Je mehr Arbeitsschritte ein System selbstständig ausführt, desto wichtiger werden nachvollziehbare Regeln und wirksame Kontrollmöglichkeiten. Fehler agentischer Systeme können sich über Prozessketten verstärken. Nicht eindeutig definierte Lösungswege erschweren zudem Tests, Zertifizierung und Erklärbarkeit. Zudem werfen systemübergreifende Zugriffe und das Langzeitgedächtnis von KI-Agenten Fragen zu Geschäftsgeheimnissen, personenbezogenen Daten, Zugriffsrechten und Löschkonzepten auf.
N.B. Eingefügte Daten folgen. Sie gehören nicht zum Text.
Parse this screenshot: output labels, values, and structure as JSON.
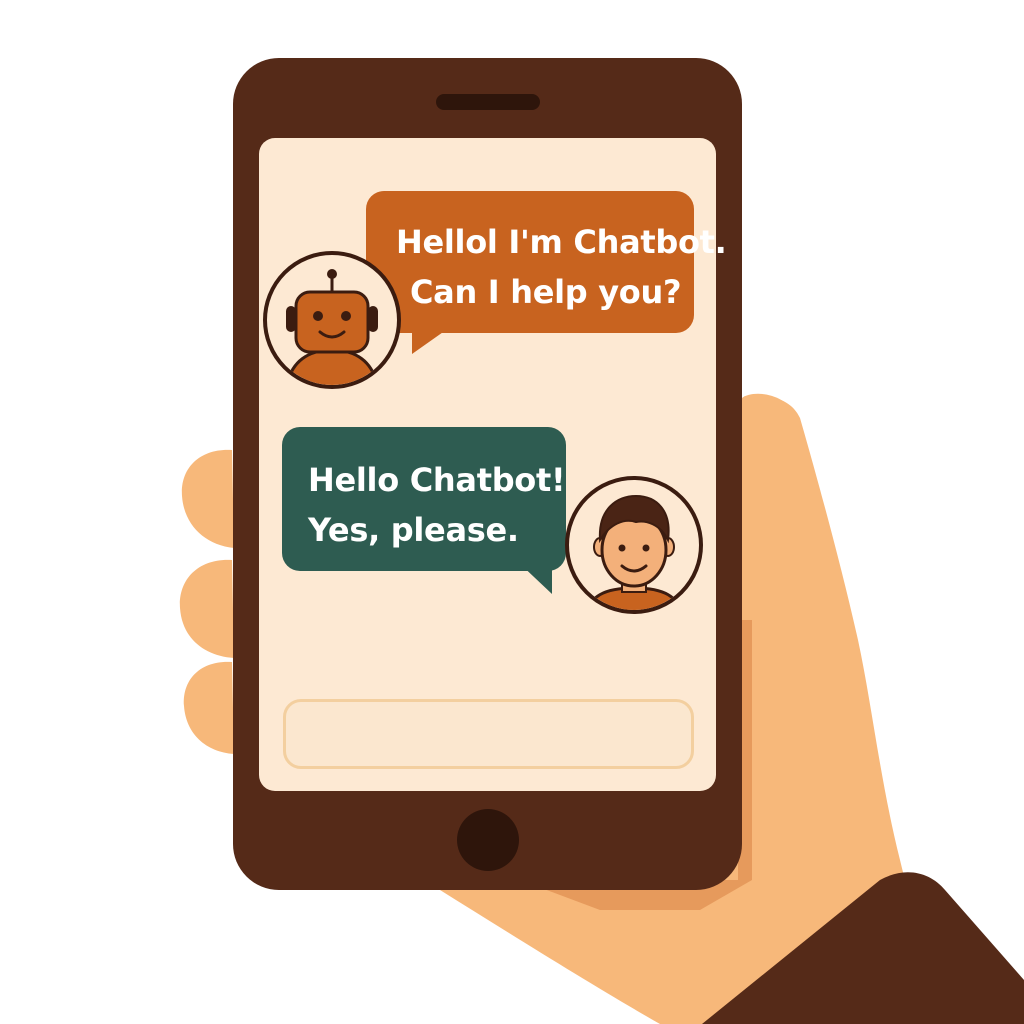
{
  "chat": {
    "bot_message": {
      "lines": [
        "Hellol I'm Chatbot.",
        "Can I help you?"
      ]
    },
    "user_message": {
      "lines": [
        "Hello Chatbot!",
        "Yes, please."
      ]
    },
    "input": {
      "value": "",
      "placeholder": ""
    }
  },
  "icons": {
    "bot_avatar": "robot-avatar-icon",
    "user_avatar": "person-avatar-icon",
    "home_button": "home-button-icon",
    "speaker": "speaker-grille-icon"
  },
  "colors": {
    "phone_body": "#552a18",
    "screen": "#fde9d3",
    "bot_bubble": "#c8631f",
    "user_bubble": "#2e5c51",
    "skin": "#f7b87a",
    "sleeve": "#552a18",
    "text": "#ffffff"
  }
}
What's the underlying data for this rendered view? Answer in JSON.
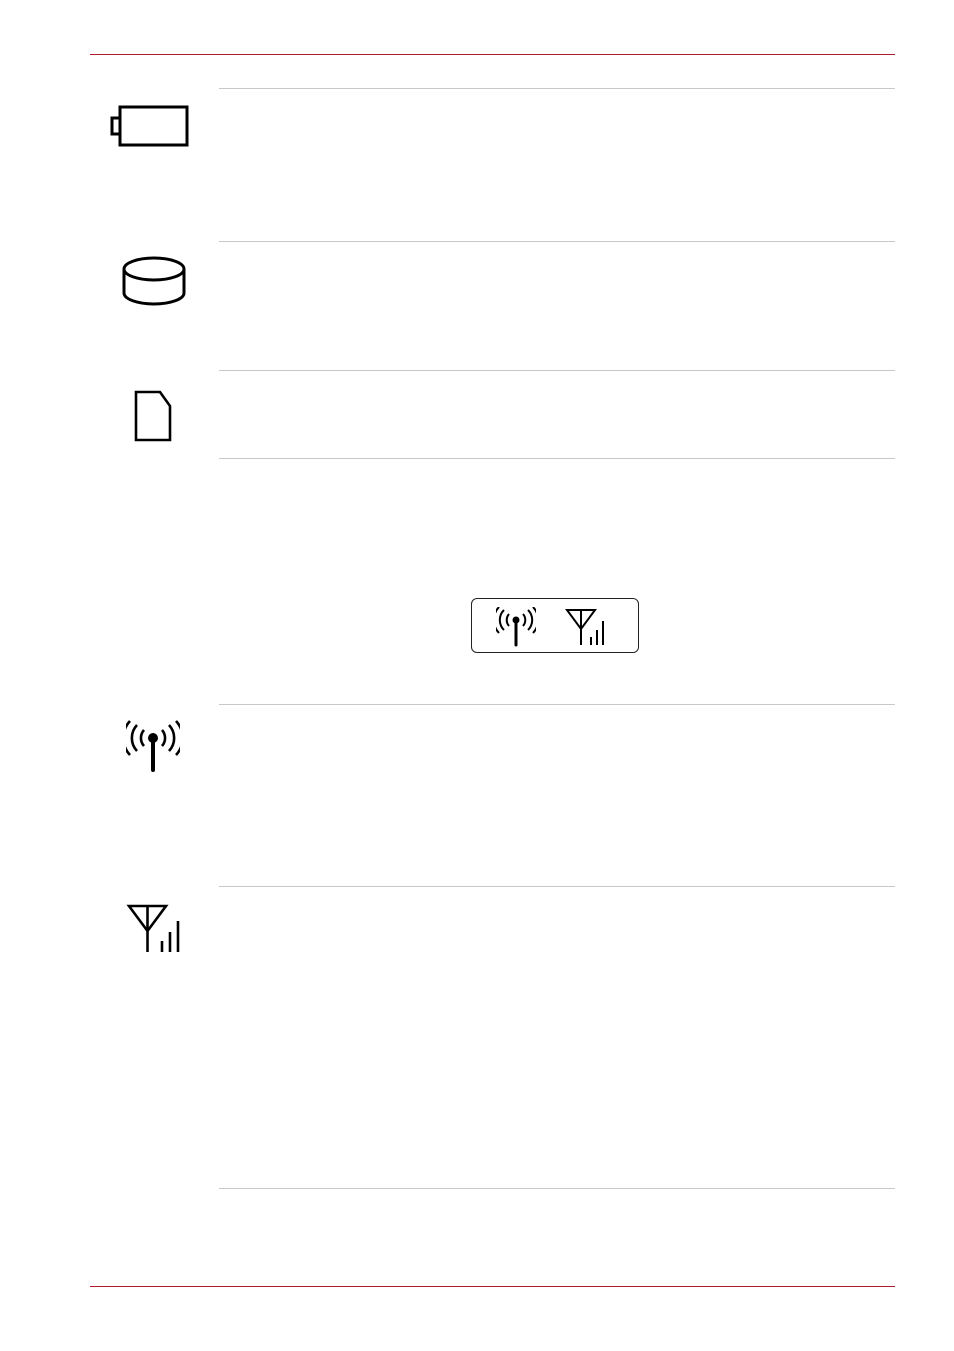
{
  "page": {
    "colors": {
      "rule_accent": "#b01c2e",
      "row_divider": "#c8c8c8",
      "icon_stroke": "#000000"
    },
    "rows": [
      {
        "icon": "battery-icon"
      },
      {
        "icon": "hard-disk-icon"
      },
      {
        "icon": "memory-card-icon"
      },
      {
        "icon": "wireless-lan-icon"
      },
      {
        "icon": "wireless-wan-icon"
      }
    ],
    "indicator_panel": {
      "icons": [
        "wireless-lan-icon",
        "wireless-wan-icon"
      ]
    }
  }
}
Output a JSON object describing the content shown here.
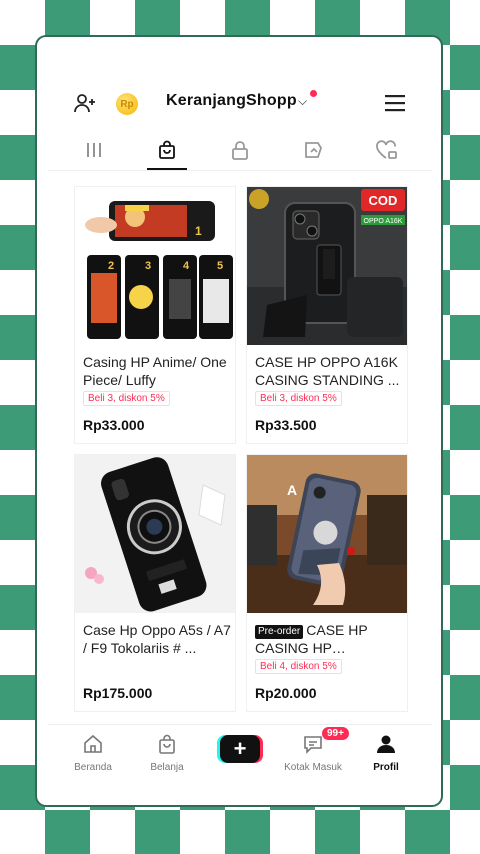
{
  "header": {
    "shop_name": "KeranjangShopp",
    "coin_label": "Rp"
  },
  "products": [
    {
      "title": "Casing HP Anime/ One Piece/ Luffy",
      "promo": "Beli 3, diskon 5%",
      "price": "Rp33.000",
      "preorder": ""
    },
    {
      "title": "CASE HP OPPO A16K CASING STANDING ...",
      "promo": "Beli 3, diskon 5%",
      "price": "Rp33.500",
      "preorder": "",
      "badge": "COD",
      "badge_sub": "OPPO A16K"
    },
    {
      "title": "Case Hp Oppo A5s / A7 / F9 Tokolariis # ...",
      "promo": "",
      "price": "Rp175.000",
      "preorder": ""
    },
    {
      "title": "CASE HP CASING HP SOFTCA...",
      "promo": "Beli 4, diskon 5%",
      "price": "Rp20.000",
      "preorder": "Pre-order"
    }
  ],
  "nav": {
    "home": "Beranda",
    "shop": "Belanja",
    "inbox": "Kotak Masuk",
    "inbox_badge": "99+",
    "profile": "Profil"
  },
  "colors": {
    "accent": "#fe2c55",
    "checker": "#3e9b77"
  }
}
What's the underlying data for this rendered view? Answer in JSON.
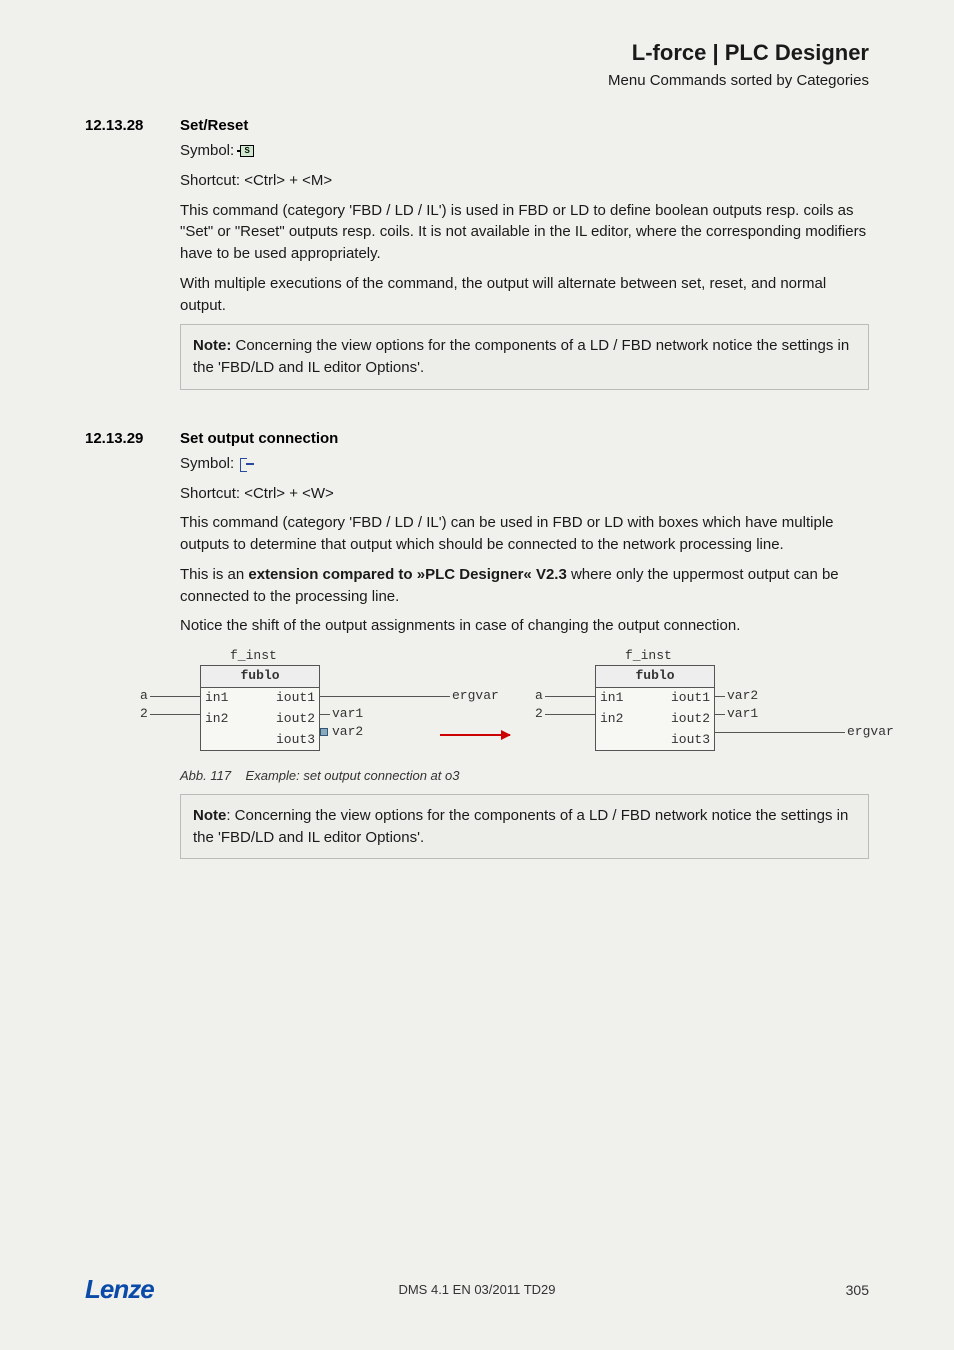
{
  "header": {
    "title": "L-force | PLC Designer",
    "subtitle": "Menu Commands sorted by Categories"
  },
  "sec1": {
    "number": "12.13.28",
    "title": "Set/Reset",
    "symbol_label": "Symbol:",
    "shortcut": "Shortcut:  <Ctrl> + <M>",
    "p1": "This command (category 'FBD / LD / IL') is used in FBD or LD to define boolean outputs resp. coils as \"Set\" or \"Reset\" outputs resp. coils. It is not available in the IL editor, where the corresponding modifiers have to be used appropriately.",
    "p2": "With multiple executions of the command, the output will alternate between set, reset, and normal output.",
    "note_label": "Note:",
    "note_text": " Concerning the view options for the components of a LD / FBD network notice the settings in the 'FBD/LD and IL editor Options'."
  },
  "sec2": {
    "number": "12.13.29",
    "title": "Set output connection",
    "symbol_label": "Symbol:",
    "shortcut": "Shortcut:  <Ctrl> + <W>",
    "p1": "This command (category 'FBD / LD / IL') can be used in FBD or LD with boxes which have multiple outputs to determine that output which should be connected to the network processing line.",
    "p2a": "This is an ",
    "p2b": "extension compared to »PLC Designer« V2.3",
    "p2c": " where only the uppermost output can be connected to the processing line.",
    "p3": "Notice the shift of the output assignments in case of changing the output connection.",
    "caption_label": "Abb. 117",
    "caption_text": "Example: set output connection at o3",
    "note_label": "Note",
    "note_text": ": Concerning the view options for the components of a LD / FBD network notice the settings in the 'FBD/LD and IL editor Options'."
  },
  "diagram": {
    "inst": "f_inst",
    "block": "fublo",
    "in1": "in1",
    "in2": "in2",
    "iout1": "iout1",
    "iout2": "iout2",
    "iout3": "iout3",
    "a": "a",
    "two": "2",
    "var1": "var1",
    "var2": "var2",
    "ergvar": "ergvar"
  },
  "footer": {
    "logo": "Lenze",
    "center": "DMS 4.1 EN 03/2011 TD29",
    "page": "305"
  }
}
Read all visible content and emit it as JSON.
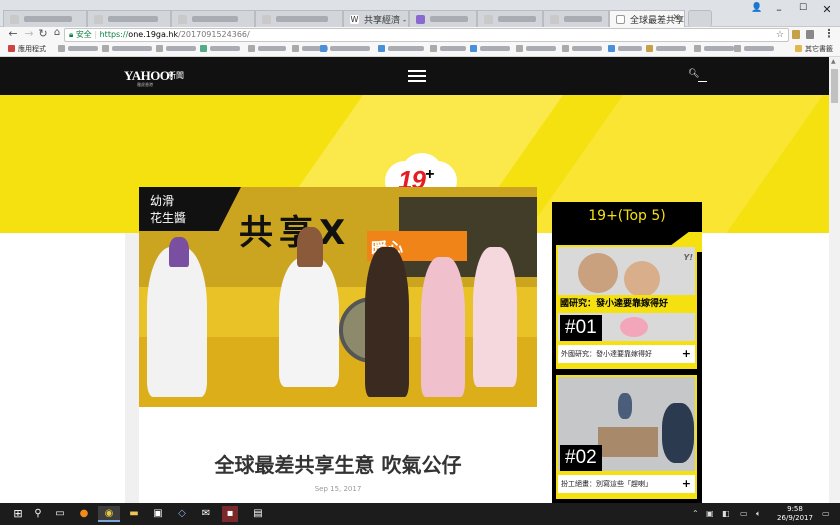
{
  "browser": {
    "tabs": [
      {
        "label": "",
        "fav": "#c9c9c9"
      },
      {
        "label": "",
        "fav": "#c9c9c9"
      },
      {
        "label": "",
        "fav": "#c9c9c9"
      },
      {
        "label": "",
        "fav": "#c9c9c9"
      },
      {
        "label": "共享經濟 - Wi",
        "fav": "#fff",
        "prefix": "W"
      },
      {
        "label": "",
        "fav": "#8a6ad0"
      },
      {
        "label": "",
        "fav": "#c9c9c9"
      },
      {
        "label": "",
        "fav": "#c9c9c9"
      },
      {
        "label": "全球最差共享",
        "fav": "#fff",
        "active": true
      }
    ],
    "secure_label": "安全",
    "url_scheme": "https://",
    "url_host": "one.19ga.hk",
    "url_path": "/2017091524366/",
    "bookmarks_label": "應用程式",
    "other_bookmarks": "其它書籤"
  },
  "site": {
    "brand": "YAHOO!",
    "brand_sub": "雅虎香港",
    "section": "新聞",
    "logo_num": "19",
    "logo_sup": "+"
  },
  "article": {
    "tag": "幼滑\n花生醬",
    "hero_sign": "共享X",
    "hero_orange": "暖心",
    "headline": "全球最差共享生意 吹氣公仔",
    "date": "Sep 15, 2017"
  },
  "sidebar": {
    "title": "19+(Top 5)",
    "items": [
      {
        "rank": "#01",
        "banner": "國研究：發小達要靠嫁得好",
        "caption": "外國研究：發小達要靠嫁得好",
        "plus": "+"
      },
      {
        "rank": "#02",
        "banner": "",
        "caption": "扮工絕畫：別寫這些「趕喇」",
        "plus": "+"
      }
    ]
  },
  "taskbar": {
    "time": "9:58",
    "date": "26/9/2017"
  },
  "colors": {
    "yellow": "#f5e10f",
    "header": "#111111",
    "logo_red": "#e51d23"
  }
}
Die Autorinnen und Autoren des Papiers empfehlen daher, KI mit Zielbildern für Prozesse, Kompetenzen und Arbeitsstrukturen einzuführen. Benötigt werden verbindliche Leitlinien, ein verankertes Qualitätsmanagement, zielgruppengerechte Prüfstandards und ein systematischer Kompetenzaufbau der Mitarbeitenden. Mandatsüberschreitungen sollten durch Schutzschalter und begrenzte Zugriffsrechte verhindert werden. In Pilotphasen sollen Einsatzfelder, Datenbasis und Prozessreife von KI geprüft werden. Denn Erfolg bemisst sich nicht allein an der Zeitersparnis, sondern auch an Faktoren wie Prozessstabilität, Ergebnisqualität, Innovationsgrad, Vertrauen und tatsächlicher Entlastung.

„Menschzentrierte Gestaltung von KI bedeutet, dass Automatisierung so in Arbeit integriert wird, dass sie Menschen entlastet, sie aber auch qualifiziert und ermächtigt – und zudem neue Arbeit schafft. Nur so kann KI zur nachhaltigen Entwicklung von Produktivität und Wertschöpfung von Unternehmen beitragen“, betont Norbert Huchler vom Institut für Sozialwissenschaftliche Forschung. Er ist Mitglied der Arbeitsgruppe „Arbeit/Qualifikation, Mensch-Maschine-Interaktion“ der Plattform Lernende Systeme. Die Zielvision für Unternehmen sollte ein komplementäres Arbeitssystem zwischen Mensch und Technik sein. Der Mensch setzt Zweck, Ziele und Grenzen und bleibt Letztentscheider. KI-Agenten übernehmen hingegen die taktische Ausführung und beschleunigen die Zielerreichung.